Today's 101 was, um, let's go with interesting. Three students were there: the three young men who are left. We had a pretty good conversation--but I did a lot more lecturing than I normally would. They found the reading harder than I anticipated, and I realized that I needed to give them some deep background in order for them to understand the points--and for them to understand how all the various things we're reading connect. One of the things I love about this class is one of the things that also makes it really challenging for them (and for me, in a way): the topics are big and connect to lots of other big topics. If we start following all the potential tangents, heaven knows where we could end up.
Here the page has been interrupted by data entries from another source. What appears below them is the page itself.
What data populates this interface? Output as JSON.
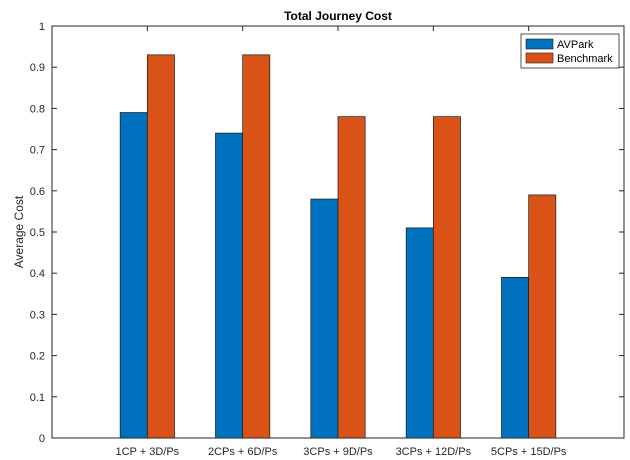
{
  "chart_data": {
    "type": "bar",
    "title": "Total Journey Cost",
    "xlabel": "",
    "ylabel": "Average Cost",
    "ylim": [
      0,
      1
    ],
    "yticks": [
      0,
      0.1,
      0.2,
      0.3,
      0.4,
      0.5,
      0.6,
      0.7,
      0.8,
      0.9,
      1
    ],
    "ytick_labels": [
      "0",
      "0.1",
      "0.2",
      "0.3",
      "0.4",
      "0.5",
      "0.6",
      "0.7",
      "0.8",
      "0.9",
      "1"
    ],
    "categories": [
      "1CP + 3D/Ps",
      "2CPs + 6D/Ps",
      "3CPs + 9D/Ps",
      "3CPs + 12D/Ps",
      "5CPs + 15D/Ps"
    ],
    "series": [
      {
        "name": "AVPark",
        "color": "#0072BD",
        "values": [
          0.79,
          0.74,
          0.58,
          0.51,
          0.39
        ]
      },
      {
        "name": "Benchmark",
        "color": "#D95319",
        "values": [
          0.93,
          0.93,
          0.78,
          0.78,
          0.59
        ]
      }
    ],
    "grid": false,
    "legend_position": "top-right"
  }
}
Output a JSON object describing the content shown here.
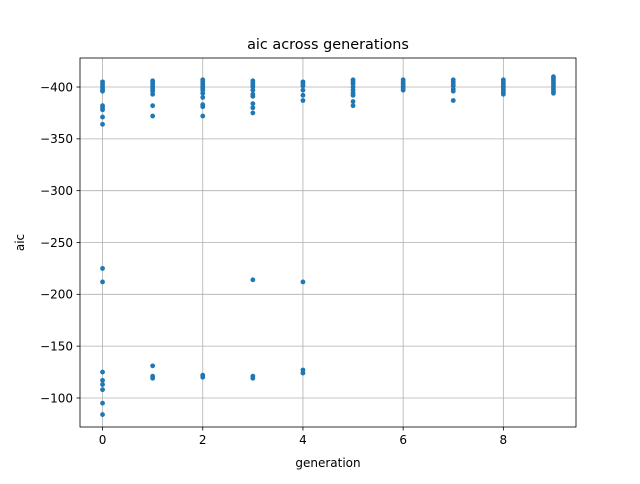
{
  "chart_data": {
    "type": "scatter",
    "title": "aic across generations",
    "xlabel": "generation",
    "ylabel": "aic",
    "xlim": [
      -0.45,
      9.45
    ],
    "ylim": [
      -72,
      -428
    ],
    "x_ticks": [
      0,
      2,
      4,
      6,
      8
    ],
    "y_ticks": [
      -400,
      -350,
      -300,
      -250,
      -200,
      -150,
      -100
    ],
    "x_tick_labels": [
      "0",
      "2",
      "4",
      "6",
      "8"
    ],
    "y_tick_labels": [
      "−400",
      "−350",
      "−300",
      "−250",
      "−200",
      "−150",
      "−100"
    ],
    "y_axis_inverted": true,
    "grid": true,
    "marker_color": "#1f77b4",
    "series": [
      {
        "points": [
          {
            "x": 0,
            "y": -405
          },
          {
            "x": 0,
            "y": -403
          },
          {
            "x": 0,
            "y": -401
          },
          {
            "x": 0,
            "y": -399
          },
          {
            "x": 0,
            "y": -397
          },
          {
            "x": 0,
            "y": -396
          },
          {
            "x": 0,
            "y": -382
          },
          {
            "x": 0,
            "y": -380
          },
          {
            "x": 0,
            "y": -378
          },
          {
            "x": 0,
            "y": -371
          },
          {
            "x": 0,
            "y": -364
          },
          {
            "x": 0,
            "y": -225
          },
          {
            "x": 0,
            "y": -212
          },
          {
            "x": 0,
            "y": -125
          },
          {
            "x": 0,
            "y": -117
          },
          {
            "x": 0,
            "y": -113
          },
          {
            "x": 0,
            "y": -108
          },
          {
            "x": 0,
            "y": -95
          },
          {
            "x": 0,
            "y": -84
          },
          {
            "x": 1,
            "y": -406
          },
          {
            "x": 1,
            "y": -404
          },
          {
            "x": 1,
            "y": -402
          },
          {
            "x": 1,
            "y": -400
          },
          {
            "x": 1,
            "y": -398
          },
          {
            "x": 1,
            "y": -396
          },
          {
            "x": 1,
            "y": -393
          },
          {
            "x": 1,
            "y": -382
          },
          {
            "x": 1,
            "y": -372
          },
          {
            "x": 1,
            "y": -131
          },
          {
            "x": 1,
            "y": -121
          },
          {
            "x": 1,
            "y": -119
          },
          {
            "x": 2,
            "y": -407
          },
          {
            "x": 2,
            "y": -405
          },
          {
            "x": 2,
            "y": -403
          },
          {
            "x": 2,
            "y": -401
          },
          {
            "x": 2,
            "y": -399
          },
          {
            "x": 2,
            "y": -397
          },
          {
            "x": 2,
            "y": -394
          },
          {
            "x": 2,
            "y": -390
          },
          {
            "x": 2,
            "y": -383
          },
          {
            "x": 2,
            "y": -381
          },
          {
            "x": 2,
            "y": -372
          },
          {
            "x": 2,
            "y": -122
          },
          {
            "x": 2,
            "y": -120
          },
          {
            "x": 3,
            "y": -406
          },
          {
            "x": 3,
            "y": -404
          },
          {
            "x": 3,
            "y": -402
          },
          {
            "x": 3,
            "y": -400
          },
          {
            "x": 3,
            "y": -397
          },
          {
            "x": 3,
            "y": -393
          },
          {
            "x": 3,
            "y": -391
          },
          {
            "x": 3,
            "y": -384
          },
          {
            "x": 3,
            "y": -380
          },
          {
            "x": 3,
            "y": -375
          },
          {
            "x": 3,
            "y": -214
          },
          {
            "x": 3,
            "y": -121
          },
          {
            "x": 3,
            "y": -119
          },
          {
            "x": 4,
            "y": -405
          },
          {
            "x": 4,
            "y": -403
          },
          {
            "x": 4,
            "y": -401
          },
          {
            "x": 4,
            "y": -397
          },
          {
            "x": 4,
            "y": -392
          },
          {
            "x": 4,
            "y": -387
          },
          {
            "x": 4,
            "y": -212
          },
          {
            "x": 4,
            "y": -127
          },
          {
            "x": 4,
            "y": -124
          },
          {
            "x": 5,
            "y": -407
          },
          {
            "x": 5,
            "y": -405
          },
          {
            "x": 5,
            "y": -403
          },
          {
            "x": 5,
            "y": -400
          },
          {
            "x": 5,
            "y": -397
          },
          {
            "x": 5,
            "y": -394
          },
          {
            "x": 5,
            "y": -392
          },
          {
            "x": 5,
            "y": -386
          },
          {
            "x": 5,
            "y": -382
          },
          {
            "x": 6,
            "y": -407
          },
          {
            "x": 6,
            "y": -405
          },
          {
            "x": 6,
            "y": -403
          },
          {
            "x": 6,
            "y": -401
          },
          {
            "x": 6,
            "y": -399
          },
          {
            "x": 6,
            "y": -397
          },
          {
            "x": 7,
            "y": -407
          },
          {
            "x": 7,
            "y": -405
          },
          {
            "x": 7,
            "y": -403
          },
          {
            "x": 7,
            "y": -401
          },
          {
            "x": 7,
            "y": -398
          },
          {
            "x": 7,
            "y": -396
          },
          {
            "x": 7,
            "y": -387
          },
          {
            "x": 8,
            "y": -407
          },
          {
            "x": 8,
            "y": -405
          },
          {
            "x": 8,
            "y": -403
          },
          {
            "x": 8,
            "y": -401
          },
          {
            "x": 8,
            "y": -399
          },
          {
            "x": 8,
            "y": -397
          },
          {
            "x": 8,
            "y": -395
          },
          {
            "x": 8,
            "y": -393
          },
          {
            "x": 9,
            "y": -410
          },
          {
            "x": 9,
            "y": -408
          },
          {
            "x": 9,
            "y": -406
          },
          {
            "x": 9,
            "y": -404
          },
          {
            "x": 9,
            "y": -402
          },
          {
            "x": 9,
            "y": -400
          },
          {
            "x": 9,
            "y": -398
          },
          {
            "x": 9,
            "y": -396
          },
          {
            "x": 9,
            "y": -394
          }
        ]
      }
    ]
  }
}
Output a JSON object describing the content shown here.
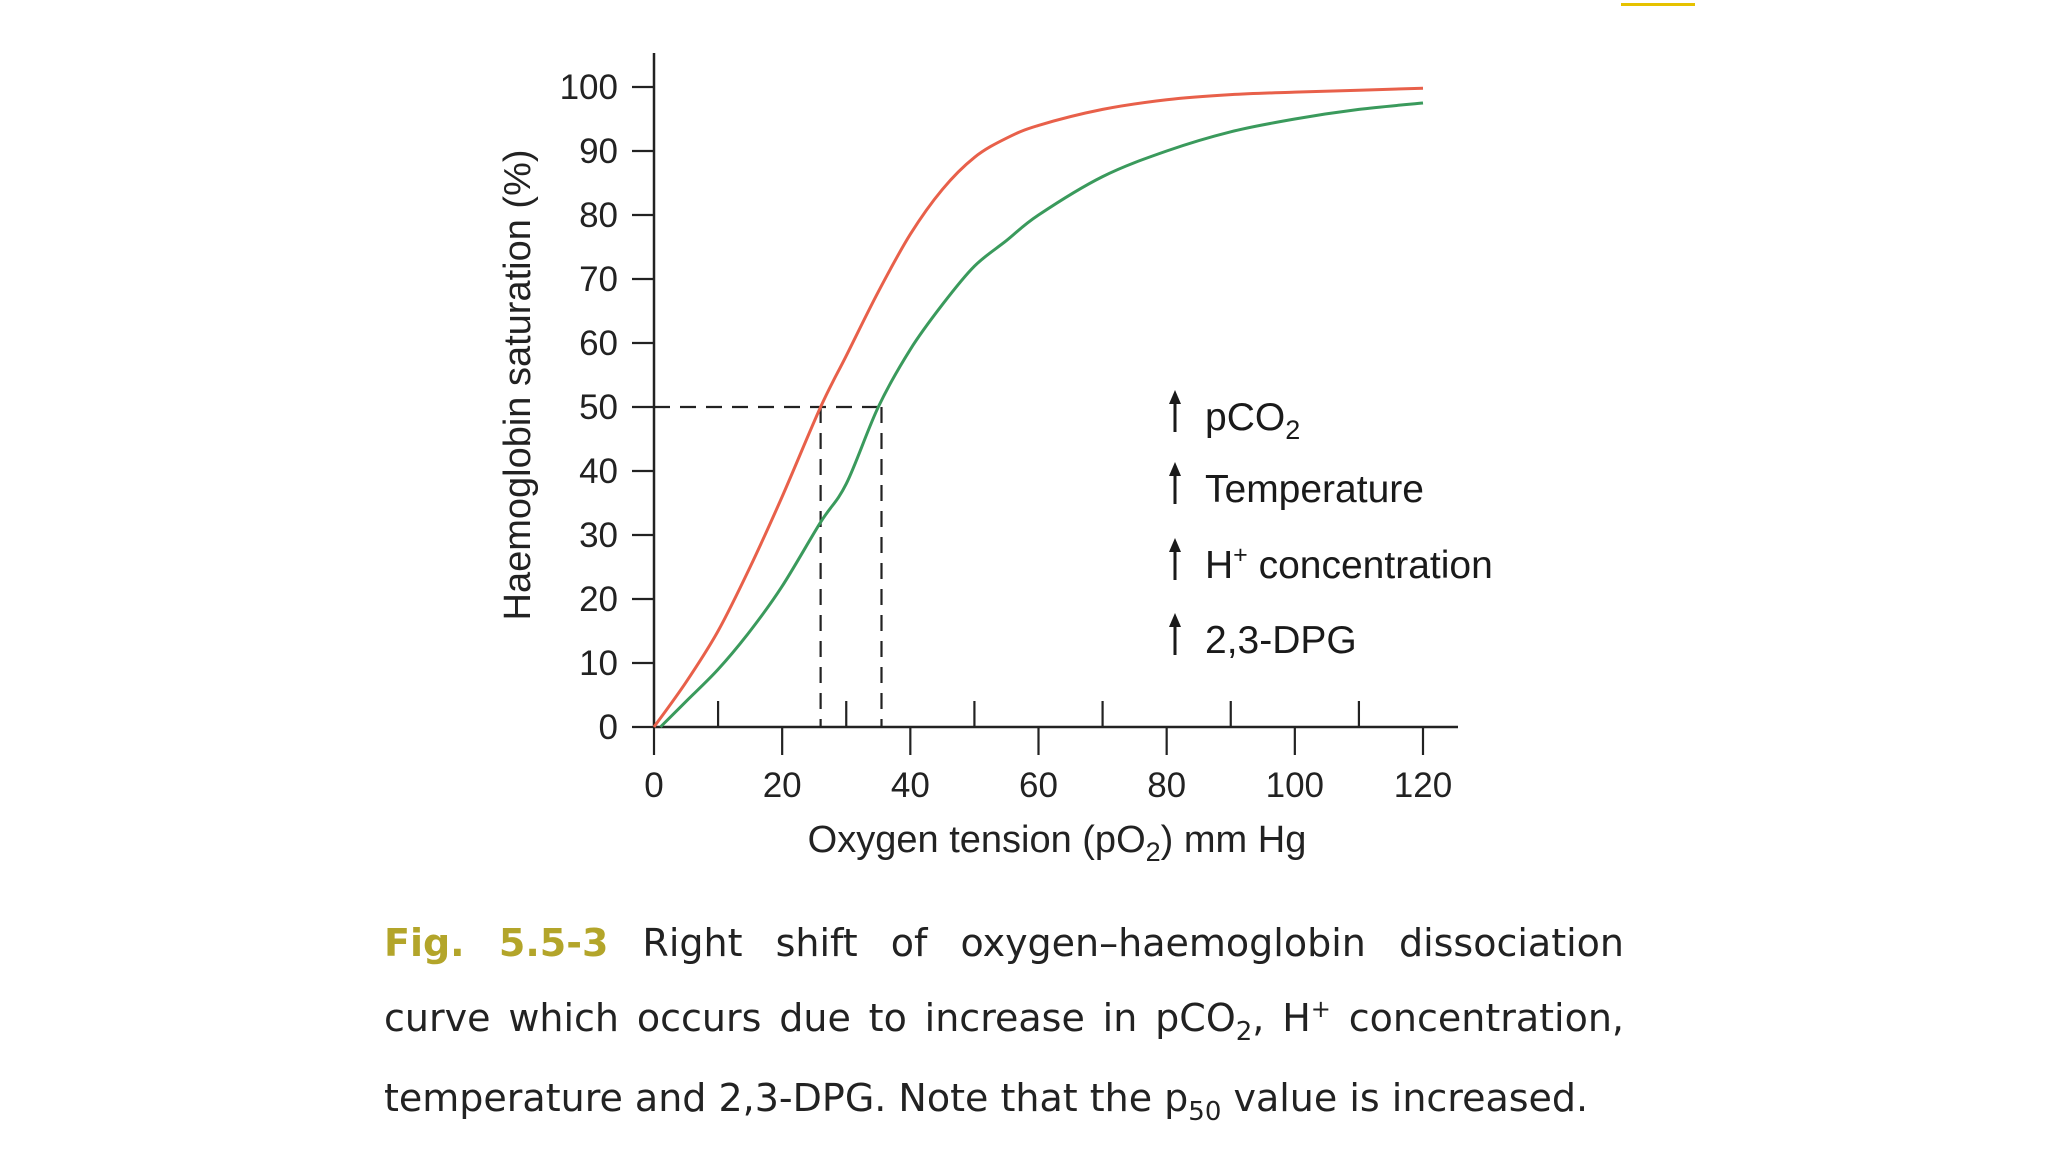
{
  "chart_data": {
    "type": "line",
    "xlabel_prefix": "Oxygen tension (pO",
    "xlabel_sub": "2",
    "xlabel_suffix": ") mm Hg",
    "ylabel": "Haemoglobin saturation (%)",
    "xlim": [
      0,
      120
    ],
    "ylim": [
      0,
      100
    ],
    "x_ticks": [
      0,
      20,
      40,
      60,
      80,
      100,
      120
    ],
    "y_ticks": [
      0,
      10,
      20,
      30,
      40,
      50,
      60,
      70,
      80,
      90,
      100
    ],
    "grid": false,
    "series": [
      {
        "color": "#e8604a",
        "x": [
          0,
          5,
          10,
          15,
          20,
          26,
          30,
          35,
          40,
          45,
          50,
          55,
          60,
          70,
          80,
          90,
          100,
          110,
          120
        ],
        "y": [
          0,
          7,
          15,
          25,
          36,
          50,
          58,
          68,
          77,
          84,
          89,
          92,
          94,
          96.5,
          98,
          98.8,
          99.2,
          99.5,
          99.8
        ]
      },
      {
        "color": "#3a9a5c",
        "x": [
          1,
          5,
          10,
          15,
          20,
          26,
          30,
          35,
          40,
          45,
          50,
          55,
          60,
          70,
          80,
          90,
          100,
          110,
          120
        ],
        "y": [
          0,
          4,
          9,
          15,
          22,
          32,
          38,
          50,
          59,
          66,
          72,
          76,
          80,
          86,
          90,
          93,
          95,
          96.5,
          97.5
        ]
      }
    ],
    "p50_markers": [
      {
        "x": 26,
        "y": 50
      },
      {
        "x": 35.5,
        "y": 50
      }
    ],
    "annotations": [
      {
        "arrow": "up",
        "text": "pCO",
        "sub": "2",
        "sup": ""
      },
      {
        "arrow": "up",
        "text": "Temperature",
        "sub": "",
        "sup": ""
      },
      {
        "arrow": "up",
        "text": "H",
        "sub": "",
        "sup": "+",
        "suffix": " concentration"
      },
      {
        "arrow": "up",
        "text": "2,3-DPG",
        "sub": "",
        "sup": ""
      }
    ]
  },
  "caption": {
    "fig_label": "Fig. 5.5-3",
    "line1_text": "Right shift of oxygen–haemoglobin dissociation",
    "line2_a": "curve which occurs due to increase in pCO",
    "line2_sub": "2",
    "line2_b": ", H",
    "line2_sup": "+",
    "line2_c": " concentration,",
    "line3_a": "temperature and 2,3-DPG. Note that the p",
    "line3_sub": "50",
    "line3_b": " value is increased."
  },
  "colors": {
    "accent_mark": "#e6c200",
    "fig_label": "#b3a52a"
  }
}
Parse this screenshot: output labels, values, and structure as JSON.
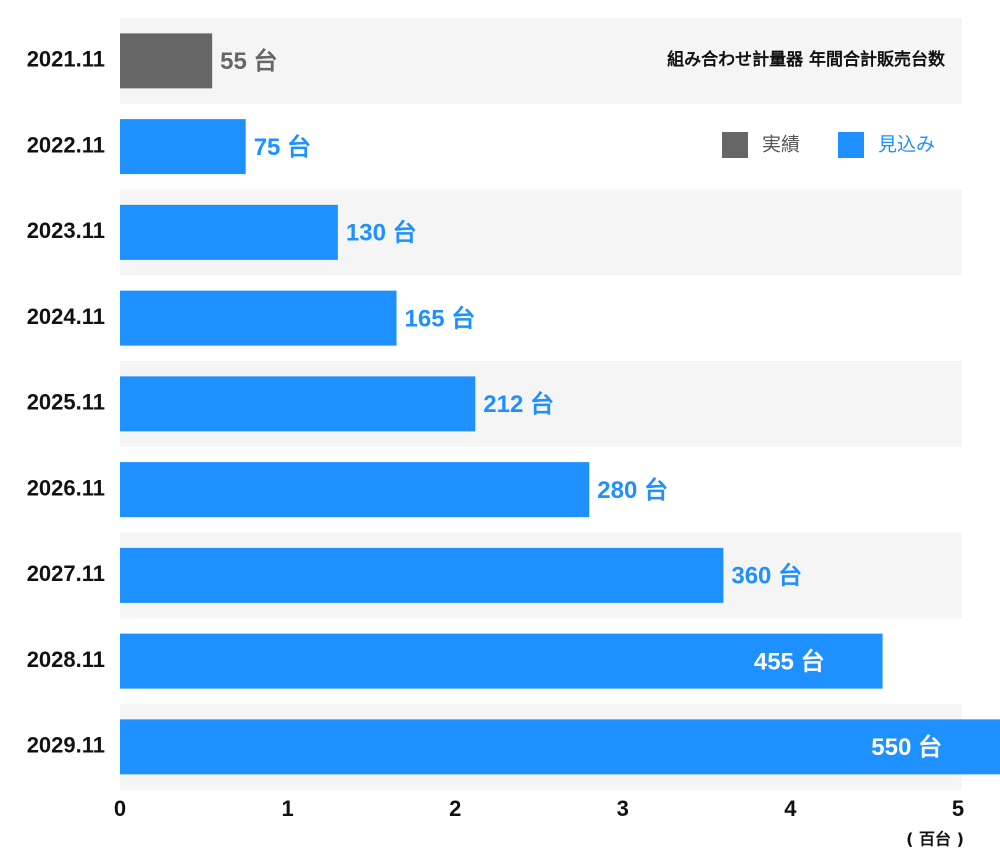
{
  "chart_data": {
    "type": "bar",
    "orientation": "horizontal",
    "title": "組み合わせ計量器 年間合計販売台数",
    "x_label": "( 百台 )",
    "categories": [
      "2021.11",
      "2022.11",
      "2023.11",
      "2024.11",
      "2025.11",
      "2026.11",
      "2027.11",
      "2028.11",
      "2029.11"
    ],
    "series": [
      {
        "name": "実績",
        "color": "#666666",
        "values": [
          0.55,
          null,
          null,
          null,
          null,
          null,
          null,
          null,
          null
        ],
        "value_labels": [
          "55 台",
          null,
          null,
          null,
          null,
          null,
          null,
          null,
          null
        ]
      },
      {
        "name": "見込み",
        "color": "#1e90ff",
        "values": [
          null,
          0.75,
          1.3,
          1.65,
          2.12,
          2.8,
          3.6,
          4.55,
          5.5
        ],
        "value_labels": [
          null,
          "75 台",
          "130 台",
          "165 台",
          "212 台",
          "280 台",
          "360 台",
          "455 台",
          "550 台"
        ]
      }
    ],
    "xlim": [
      0,
      5
    ],
    "xticks": [
      0,
      1,
      2,
      3,
      4,
      5
    ],
    "legend": "top-right"
  }
}
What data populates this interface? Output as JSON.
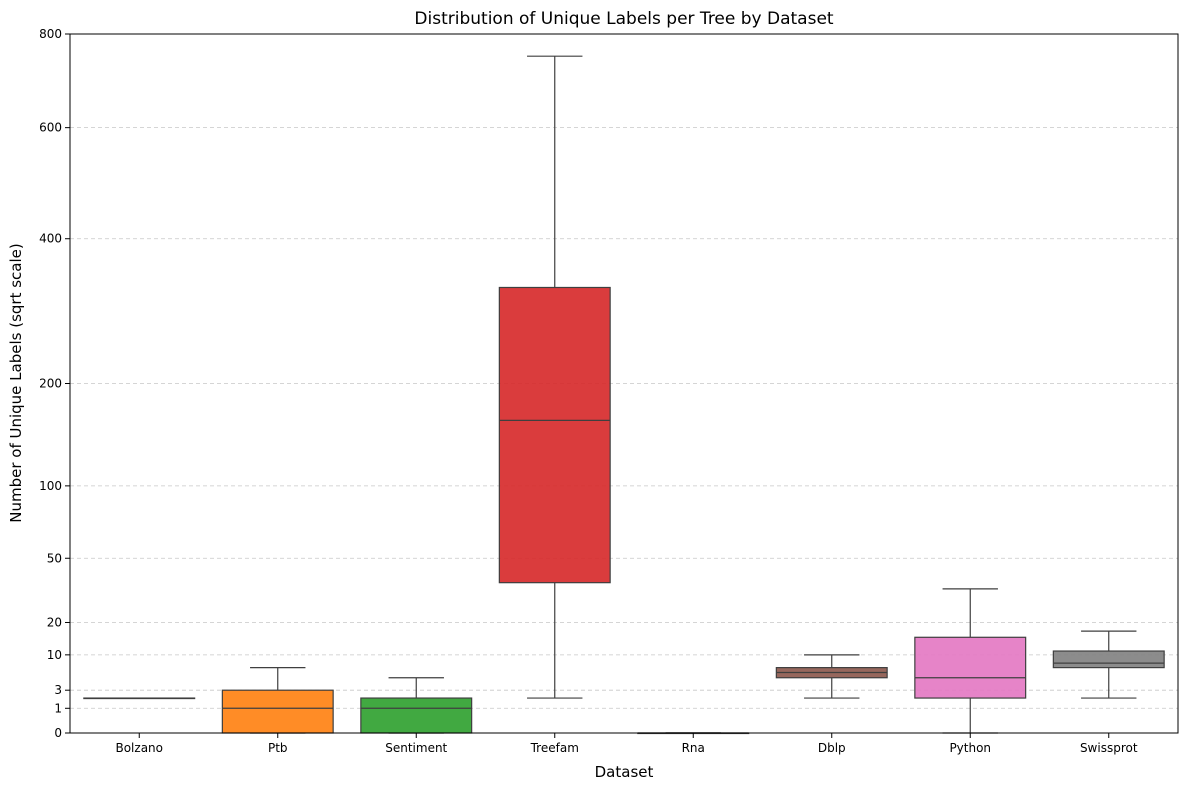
{
  "chart_data": {
    "type": "box",
    "title": "Distribution of Unique Labels per Tree by Dataset",
    "xlabel": "Dataset",
    "ylabel": "Number of Unique Labels (sqrt scale)",
    "yscale": "sqrt",
    "ylim": [
      0,
      800
    ],
    "yticks": [
      0,
      1,
      3,
      10,
      20,
      50,
      100,
      200,
      400,
      600,
      800
    ],
    "grid": "y-dashed",
    "categories": [
      "Bolzano",
      "Ptb",
      "Sentiment",
      "Treefam",
      "Rna",
      "Dblp",
      "Python",
      "Swissprot"
    ],
    "boxes": [
      {
        "category": "Bolzano",
        "whisker_low": 2,
        "q1": 2,
        "median": 2,
        "q3": 2,
        "whisker_high": 2,
        "color": "#1f77b4"
      },
      {
        "category": "Ptb",
        "whisker_low": 0,
        "q1": 0,
        "median": 1,
        "q3": 3,
        "whisker_high": 7,
        "color": "#ff7f0e"
      },
      {
        "category": "Sentiment",
        "whisker_low": 0,
        "q1": 0,
        "median": 1,
        "q3": 2,
        "whisker_high": 5,
        "color": "#2ca02c"
      },
      {
        "category": "Treefam",
        "whisker_low": 2,
        "q1": 37,
        "median": 160,
        "q3": 325,
        "whisker_high": 750,
        "color": "#d62728"
      },
      {
        "category": "Rna",
        "whisker_low": 0,
        "q1": 0,
        "median": 0,
        "q3": 0,
        "whisker_high": 0,
        "color": "#9467bd"
      },
      {
        "category": "Dblp",
        "whisker_low": 2,
        "q1": 5,
        "median": 6,
        "q3": 7,
        "whisker_high": 10,
        "color": "#8c564b"
      },
      {
        "category": "Python",
        "whisker_low": 0,
        "q1": 2,
        "median": 5,
        "q3": 15,
        "whisker_high": 34,
        "color": "#e377c2"
      },
      {
        "category": "Swissprot",
        "whisker_low": 2,
        "q1": 7,
        "median": 8,
        "q3": 11,
        "whisker_high": 17,
        "color": "#7f7f7f"
      }
    ]
  }
}
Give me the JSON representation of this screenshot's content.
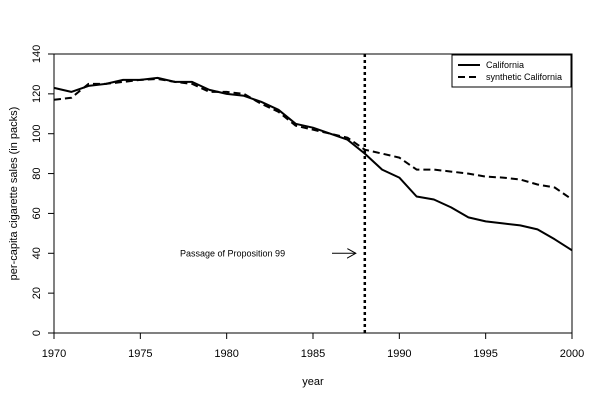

But one of the things that frustrates me about a lot of the classes I teach is that we don't seem to have time to just talk about big ideas, and that's one of the great joys of college, as far as I'm concerned: it's a chance for students to be exposed to stuff that requires some long, slow, deep contemplation--including that incredibly difficult thing called self-reflection. And there's a real dearth of that in our society, but I think it's utterly crucial. For whatever reasons, 101 seems to be the place where I find it easiest to get into that kind of talk, and the students love it. It makes writing papers a snorting bitch, because finding a good, clear, laser-like focus becomes painfully difficult, but the class discussions are great.
Yet those are the students I'm losing, and I can't seem to shake the students out of the lit electives--although this latest round of papers is finally going to pare things down. Still, the fact that I actually have to grade this latest round of papers is making me pretty cranky right now.
Well, there you have it. It's a lead-pipe cinch I'm not getting any more graded today: I can't see well enough (literally). I have six more M&D papers to grade, two of which should be pretty good (which means they'll also be pretty fast to grade), and then I can embark on the SF papers. As for now, I get to go home and do the reading for tomorrow's classes. And somehow it all comes out in the end. It's a mystery.